Metric definitions & reading guide
Based on Li et al. (ESEC/FSE 2023), this page explains how we define each indicator from the Java CVE Benchmark and OWASP Benchmark and how to interpret the visuals on the site.
CVE_R (Manual)
Final detection rate after Manual Check. Researchers reviewed every S_M-C hit and removed patch-only findings. Denominator = 165 CVEs.
OWASP F1
F1 score derived from precision/recall on OWASP Benchmark v1.2. Because it is a synthetic suite, read it alongside Manual CVE_R.
Approximate FP
rate = #Dvul&Dpatch / #Dvul. We plot both S_F-C (automated) and S_M-C (manual-assisted).

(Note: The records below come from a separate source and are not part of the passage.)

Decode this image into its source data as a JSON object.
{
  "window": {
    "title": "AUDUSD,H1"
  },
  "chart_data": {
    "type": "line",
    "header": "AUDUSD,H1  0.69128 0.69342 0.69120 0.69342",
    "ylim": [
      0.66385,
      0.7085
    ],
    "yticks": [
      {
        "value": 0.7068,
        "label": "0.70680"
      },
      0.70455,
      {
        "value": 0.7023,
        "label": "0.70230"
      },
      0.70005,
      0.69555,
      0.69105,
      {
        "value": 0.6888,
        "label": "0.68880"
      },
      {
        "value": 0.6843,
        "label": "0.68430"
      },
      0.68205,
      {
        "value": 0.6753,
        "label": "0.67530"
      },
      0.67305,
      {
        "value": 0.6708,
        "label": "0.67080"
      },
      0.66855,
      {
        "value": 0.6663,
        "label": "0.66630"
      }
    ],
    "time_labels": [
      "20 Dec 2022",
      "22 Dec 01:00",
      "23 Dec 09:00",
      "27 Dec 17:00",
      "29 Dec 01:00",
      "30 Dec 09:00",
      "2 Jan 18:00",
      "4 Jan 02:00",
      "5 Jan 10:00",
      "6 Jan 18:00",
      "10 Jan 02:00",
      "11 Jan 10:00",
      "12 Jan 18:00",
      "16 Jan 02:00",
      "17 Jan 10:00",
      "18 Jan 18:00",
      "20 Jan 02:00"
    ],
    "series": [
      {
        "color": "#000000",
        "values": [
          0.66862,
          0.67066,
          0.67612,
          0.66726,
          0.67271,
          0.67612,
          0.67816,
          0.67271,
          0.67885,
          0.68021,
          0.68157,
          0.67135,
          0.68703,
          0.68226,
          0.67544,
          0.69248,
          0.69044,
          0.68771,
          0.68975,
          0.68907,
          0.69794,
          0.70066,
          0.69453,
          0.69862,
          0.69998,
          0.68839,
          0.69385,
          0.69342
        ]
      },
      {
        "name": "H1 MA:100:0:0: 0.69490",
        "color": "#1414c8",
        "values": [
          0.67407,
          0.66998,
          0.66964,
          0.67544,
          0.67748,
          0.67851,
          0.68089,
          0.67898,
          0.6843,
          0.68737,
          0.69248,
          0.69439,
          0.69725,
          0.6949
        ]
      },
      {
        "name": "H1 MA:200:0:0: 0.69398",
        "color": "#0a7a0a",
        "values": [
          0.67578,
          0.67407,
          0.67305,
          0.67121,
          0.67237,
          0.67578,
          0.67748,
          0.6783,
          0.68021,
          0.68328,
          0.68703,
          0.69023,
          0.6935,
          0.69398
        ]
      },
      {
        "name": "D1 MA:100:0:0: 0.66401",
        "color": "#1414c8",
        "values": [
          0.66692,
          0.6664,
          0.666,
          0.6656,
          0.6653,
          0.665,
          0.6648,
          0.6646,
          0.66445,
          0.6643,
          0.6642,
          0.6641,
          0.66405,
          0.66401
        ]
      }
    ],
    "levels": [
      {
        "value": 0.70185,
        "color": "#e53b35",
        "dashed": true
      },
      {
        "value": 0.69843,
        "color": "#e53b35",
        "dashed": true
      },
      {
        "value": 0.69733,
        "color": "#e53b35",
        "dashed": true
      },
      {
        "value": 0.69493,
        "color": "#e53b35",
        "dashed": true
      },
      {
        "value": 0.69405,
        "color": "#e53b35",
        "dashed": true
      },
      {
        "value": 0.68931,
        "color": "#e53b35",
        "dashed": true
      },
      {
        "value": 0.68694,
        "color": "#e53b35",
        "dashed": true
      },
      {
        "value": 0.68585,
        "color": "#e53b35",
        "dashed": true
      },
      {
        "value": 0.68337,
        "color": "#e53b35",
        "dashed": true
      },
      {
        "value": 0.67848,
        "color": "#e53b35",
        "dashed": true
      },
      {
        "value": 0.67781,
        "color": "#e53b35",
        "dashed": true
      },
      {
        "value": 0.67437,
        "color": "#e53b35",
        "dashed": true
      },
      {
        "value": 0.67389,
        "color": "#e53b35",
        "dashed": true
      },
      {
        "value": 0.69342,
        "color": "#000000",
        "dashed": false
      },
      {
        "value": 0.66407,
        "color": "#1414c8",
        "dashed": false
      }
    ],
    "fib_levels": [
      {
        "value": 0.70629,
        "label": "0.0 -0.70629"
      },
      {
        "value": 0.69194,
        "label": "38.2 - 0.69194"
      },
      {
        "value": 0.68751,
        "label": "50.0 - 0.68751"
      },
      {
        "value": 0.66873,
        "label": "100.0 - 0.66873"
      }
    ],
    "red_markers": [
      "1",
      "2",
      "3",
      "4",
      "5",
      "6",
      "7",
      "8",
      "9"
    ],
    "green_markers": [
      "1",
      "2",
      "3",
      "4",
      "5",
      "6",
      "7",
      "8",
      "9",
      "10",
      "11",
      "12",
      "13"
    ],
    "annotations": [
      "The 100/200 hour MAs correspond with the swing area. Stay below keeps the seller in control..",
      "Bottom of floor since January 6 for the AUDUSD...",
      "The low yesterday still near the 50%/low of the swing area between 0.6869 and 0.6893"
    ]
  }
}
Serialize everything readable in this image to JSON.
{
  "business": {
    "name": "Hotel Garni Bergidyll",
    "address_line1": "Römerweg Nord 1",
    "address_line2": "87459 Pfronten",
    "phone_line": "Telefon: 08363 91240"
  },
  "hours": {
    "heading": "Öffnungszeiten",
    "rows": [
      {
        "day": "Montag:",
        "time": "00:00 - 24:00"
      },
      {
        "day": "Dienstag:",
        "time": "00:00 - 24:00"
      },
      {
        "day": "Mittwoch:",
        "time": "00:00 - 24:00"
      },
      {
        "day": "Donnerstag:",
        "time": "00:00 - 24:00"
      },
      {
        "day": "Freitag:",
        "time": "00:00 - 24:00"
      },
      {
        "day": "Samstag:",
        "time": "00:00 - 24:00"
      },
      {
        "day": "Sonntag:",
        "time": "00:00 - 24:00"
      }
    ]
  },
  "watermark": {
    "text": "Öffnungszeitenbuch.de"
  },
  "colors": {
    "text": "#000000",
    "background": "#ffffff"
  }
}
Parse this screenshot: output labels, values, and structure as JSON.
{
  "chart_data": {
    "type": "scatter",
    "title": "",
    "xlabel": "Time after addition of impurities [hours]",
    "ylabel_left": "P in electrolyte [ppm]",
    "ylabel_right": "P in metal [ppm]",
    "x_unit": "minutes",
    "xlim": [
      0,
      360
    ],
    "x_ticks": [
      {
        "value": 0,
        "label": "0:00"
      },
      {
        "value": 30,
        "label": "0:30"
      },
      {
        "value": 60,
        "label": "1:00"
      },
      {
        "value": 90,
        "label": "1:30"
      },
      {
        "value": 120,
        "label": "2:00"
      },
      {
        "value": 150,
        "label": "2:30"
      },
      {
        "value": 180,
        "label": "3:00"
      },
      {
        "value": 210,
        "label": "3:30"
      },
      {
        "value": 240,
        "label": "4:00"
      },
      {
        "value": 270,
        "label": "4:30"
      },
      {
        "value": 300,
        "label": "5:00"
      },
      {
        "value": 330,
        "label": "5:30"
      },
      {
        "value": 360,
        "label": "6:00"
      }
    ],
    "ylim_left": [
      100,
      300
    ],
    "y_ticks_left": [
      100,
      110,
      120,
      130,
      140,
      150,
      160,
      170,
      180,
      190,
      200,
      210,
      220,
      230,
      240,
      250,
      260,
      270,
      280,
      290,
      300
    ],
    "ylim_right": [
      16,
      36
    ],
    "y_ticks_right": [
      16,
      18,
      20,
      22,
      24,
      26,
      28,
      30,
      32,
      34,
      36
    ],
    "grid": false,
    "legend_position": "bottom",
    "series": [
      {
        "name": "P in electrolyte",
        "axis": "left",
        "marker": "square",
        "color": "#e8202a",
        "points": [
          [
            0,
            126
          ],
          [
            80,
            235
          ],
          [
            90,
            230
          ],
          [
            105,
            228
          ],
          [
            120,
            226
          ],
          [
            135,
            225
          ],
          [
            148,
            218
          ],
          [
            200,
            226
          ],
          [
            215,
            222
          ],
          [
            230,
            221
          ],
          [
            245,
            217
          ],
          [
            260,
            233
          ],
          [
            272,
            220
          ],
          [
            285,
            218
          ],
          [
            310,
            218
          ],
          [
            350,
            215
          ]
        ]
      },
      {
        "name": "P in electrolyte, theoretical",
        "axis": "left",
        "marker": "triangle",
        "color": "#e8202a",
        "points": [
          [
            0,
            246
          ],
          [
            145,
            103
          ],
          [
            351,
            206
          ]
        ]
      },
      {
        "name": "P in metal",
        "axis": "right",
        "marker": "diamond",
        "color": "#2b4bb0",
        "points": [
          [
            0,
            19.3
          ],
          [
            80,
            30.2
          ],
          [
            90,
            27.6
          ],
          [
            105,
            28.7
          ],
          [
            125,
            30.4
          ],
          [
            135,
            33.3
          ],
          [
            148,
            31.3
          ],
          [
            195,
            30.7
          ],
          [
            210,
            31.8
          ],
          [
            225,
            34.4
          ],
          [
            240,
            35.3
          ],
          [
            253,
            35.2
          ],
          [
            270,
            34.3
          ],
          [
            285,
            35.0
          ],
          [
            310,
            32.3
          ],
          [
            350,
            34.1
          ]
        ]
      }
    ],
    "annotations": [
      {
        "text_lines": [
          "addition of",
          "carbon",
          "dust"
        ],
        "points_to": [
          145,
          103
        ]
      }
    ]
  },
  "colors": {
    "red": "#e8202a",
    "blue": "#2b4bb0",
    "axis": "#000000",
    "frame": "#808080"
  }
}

Higher values indicate more false positives.
Over-claim
(#Supported - #Detected) / #Supported. The overall rate is 90.5% - hence the emphasis on pairing vendor statements with measured data.
S_F-A
Auto-detected vulnerable code before fixes (baseline hits).
S_F-C
Findings on patched code - treated as false positives.
S_M-A
Manual-assisted detections on vulnerable code.
S_M-C
Manual-assisted findings on patched code (needs review).
Manual (S_M-C verified)
Final detections after the research team removed patch-only hits.
Leaderboard cards
Manual CVE_R% sits at the center, with F1 / Approx. FP / Over-claim surfaced as badges. Progress bars use accessible colors and the entire card responds to tab navigation.
Bubble / radar charts
Axes express percentages; bubble size encodes speed tiers. Legends include text labels and tooltips surface Manual / F1 / speed tier together. Colors were picked for color-vision friendliness.
Approx. FP & over-claim
Tables and gauges live side by side so the raw #Dvul / #Dvul&Dpatch values stay visible. Over-claim uses a horizontal bar plus a single highlighted percentage for clarity.